Methods for desalting - (Jul/14/2010 )
Hi everyone,
The extraction buffer I use for extracting DNA from bones has 0.5M EDTA and even after purifications steps (phenols and/or Qiagen MinElute), I suspect I still have quite a lot of salt.
Do you know an easy way to desalt BESIDE ethanol precipitation? (I don't like precipitating because I'm worried to lose the pellet).
Also, is there a way to quantify the amount of salt that is still in my extract?
Thank you
Maddie
Dialysis, ultrafiltration, solid phase extration.
I think she is looking for a simple protocol she can use without any help of machines?
I do wonder why you do not want to use the ethanolprecipitation? I have had good results with it, however you do seem to lose some DNA.
Have you tried it before or?
and what about a kit (gelextraction kit or so?)
Those methods do not require any specialized equipment, just materials:
Dialysis = refrigerator, magnetic stirrer + dialysis tubing
Ultrafiltration = centrifuge + ultrafiltration tube
Solid phase extraction = syringe + SPE column
With specialised equipment, I was allready thinking of dialysis tubing, ultrafiltration tubes and SPE column..
I know that in a lot of labs you will have one or more of those, but at the lab were I worked, we didnt have any of them:p nor the money to buy any of them haha.
No I don't have dialysis tubes etc..
I did ethanol precipitaions yeaaaars ago when I was cloning, but I had lots of DNA that I could easily see the pellets.

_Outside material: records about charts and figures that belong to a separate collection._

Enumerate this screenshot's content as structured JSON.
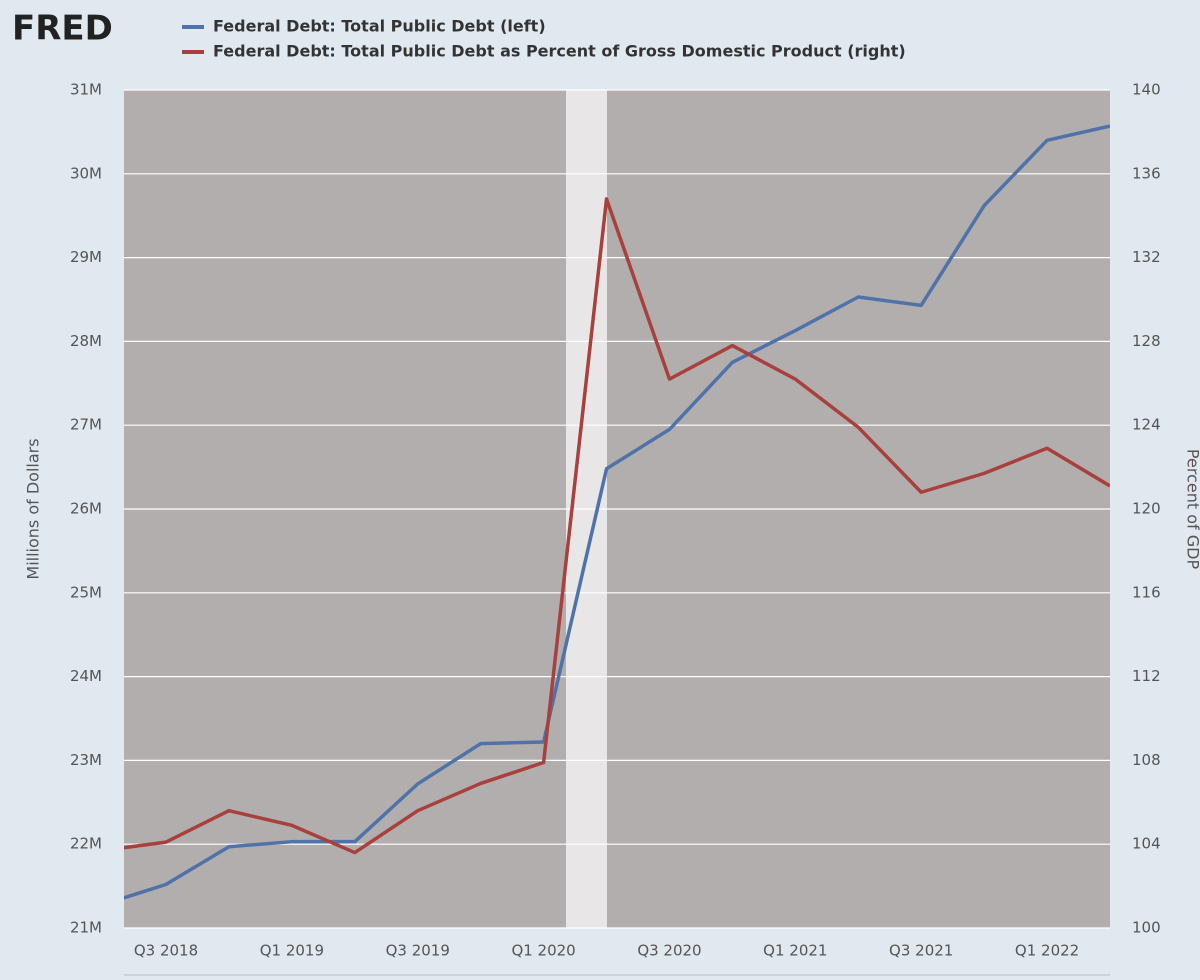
{
  "logo": "FRED",
  "chart_data": {
    "type": "line",
    "categories": [
      null,
      "Q3 2018",
      null,
      "Q1 2019",
      null,
      "Q3 2019",
      null,
      "Q1 2020",
      null,
      "Q3 2020",
      null,
      "Q1 2021",
      null,
      "Q3 2021",
      null,
      "Q1 2022",
      null
    ],
    "series": [
      {
        "name": "Federal Debt: Total Public Debt (left)",
        "color": "#4f73a8",
        "axis": "y",
        "values": [
          21280000,
          21520000,
          21970000,
          22030000,
          22030000,
          22720000,
          23200000,
          23220000,
          26480000,
          26950000,
          27750000,
          28130000,
          28530000,
          28430000,
          29620000,
          30400000,
          30570000
        ]
      },
      {
        "name": "Federal Debt: Total Public Debt as Percent of Gross Domestic Product (right)",
        "color": "#a8403d",
        "axis": "y2",
        "values": [
          103.7,
          104.1,
          105.6,
          104.9,
          103.6,
          105.6,
          106.9,
          107.9,
          134.8,
          126.2,
          127.8,
          126.2,
          123.9,
          120.8,
          121.7,
          122.9,
          121.1
        ]
      }
    ],
    "ylabel": "Millions of Dollars",
    "y2label": "Percent of GDP",
    "ylim": [
      21000000,
      31000000
    ],
    "yticks": [
      {
        "value": 21000000,
        "label": "21M"
      },
      {
        "value": 22000000,
        "label": "22M"
      },
      {
        "value": 23000000,
        "label": "23M"
      },
      {
        "value": 24000000,
        "label": "24M"
      },
      {
        "value": 25000000,
        "label": "25M"
      },
      {
        "value": 26000000,
        "label": "26M"
      },
      {
        "value": 27000000,
        "label": "27M"
      },
      {
        "value": 28000000,
        "label": "28M"
      },
      {
        "value": 29000000,
        "label": "29M"
      },
      {
        "value": 30000000,
        "label": "30M"
      },
      {
        "value": 31000000,
        "label": "31M"
      }
    ],
    "y2lim": [
      100,
      140
    ],
    "y2ticks": [
      100,
      104,
      108,
      112,
      116,
      120,
      124,
      128,
      132,
      136,
      140
    ],
    "grid": true
  }
}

Now I want to clean an extract of ancient DNA, thus small fragments and small quantities. I guess I won't see much of a pellet and I could lose the whole thing.
What are the ultrafiltration tubes? I don't have any but could maybe ask other dept that are around? What would be the safest way for my kind of sample out of the 3? And would they perform better than an ethanol precipitation?
Maddie on Jul 14 2010, 09:41 PM said:
I did ethanol precipitaions yeaaaars ago when I was cloning, but I had lots of DNA that I could easily see the pellets.
Now I want to clean an extract of ancient DNA, thus small fragments and small quantities. I guess I won't see much of a pellet and I could lose the whole thing.
What are the ultrafiltration tubes? I don't have any but could maybe ask other dept that are around? What would be the safest way for my kind of sample out of the 3? And would they perform better than an ethanol precipitation?
If you add some glycogen the pellet is better visible sometimes...and no speed-vac for drying...
anyway a normal column for a kit would do the job too, though there's always some loss...
I read (somewhere on this forum) that if you add glycogen, it does help the precipitation but the pellet is at the bottom of the tube instead of on the side (because of the heavier weight). Is that true?
I can't use a speed vac unfortunately. I'd have to either pour or pipet the ethanol.
I still don't know which columns you are all refering to
I do a MinElute clean-up but it's not enough.
Also, how can I measure how much salt is in my extract?
Pito,
Oh, I know this kind of pain... It reminds me my lab couple of years ago... You can get free samples of various materials like dialysis tubing and SPE columns from companies but it may take some time to get it.
Maddie,
Ultrafiltration tubes - eg. Amicon Ultra-0.5 mL Centrifugal Filters for DNA Purification and Concentration
If there are people working with proteins in your institute/department/university they should have at least dialysis tubing, and may have ultrafiltration tubes. Oh, 4th method would be desalting/buffer exchange on Sephadex G-25 - also, protein people may have it.
I don't understand how a minelute column is insufficient. You can bind, then wash with PB as many times as you want, then wash with PE as many times as you want before elution. I suspect your problem is not with DNA purity, but rather with DNA quality. Is this genomci DNA? You may have problems with large DNA in minelute columns due to large size of the DNA.
You can perhaps improve the effective DNA quality by treatment with enzyme mixes to repair trashed DNA, such as pre-PCR (Epicentre or NEB).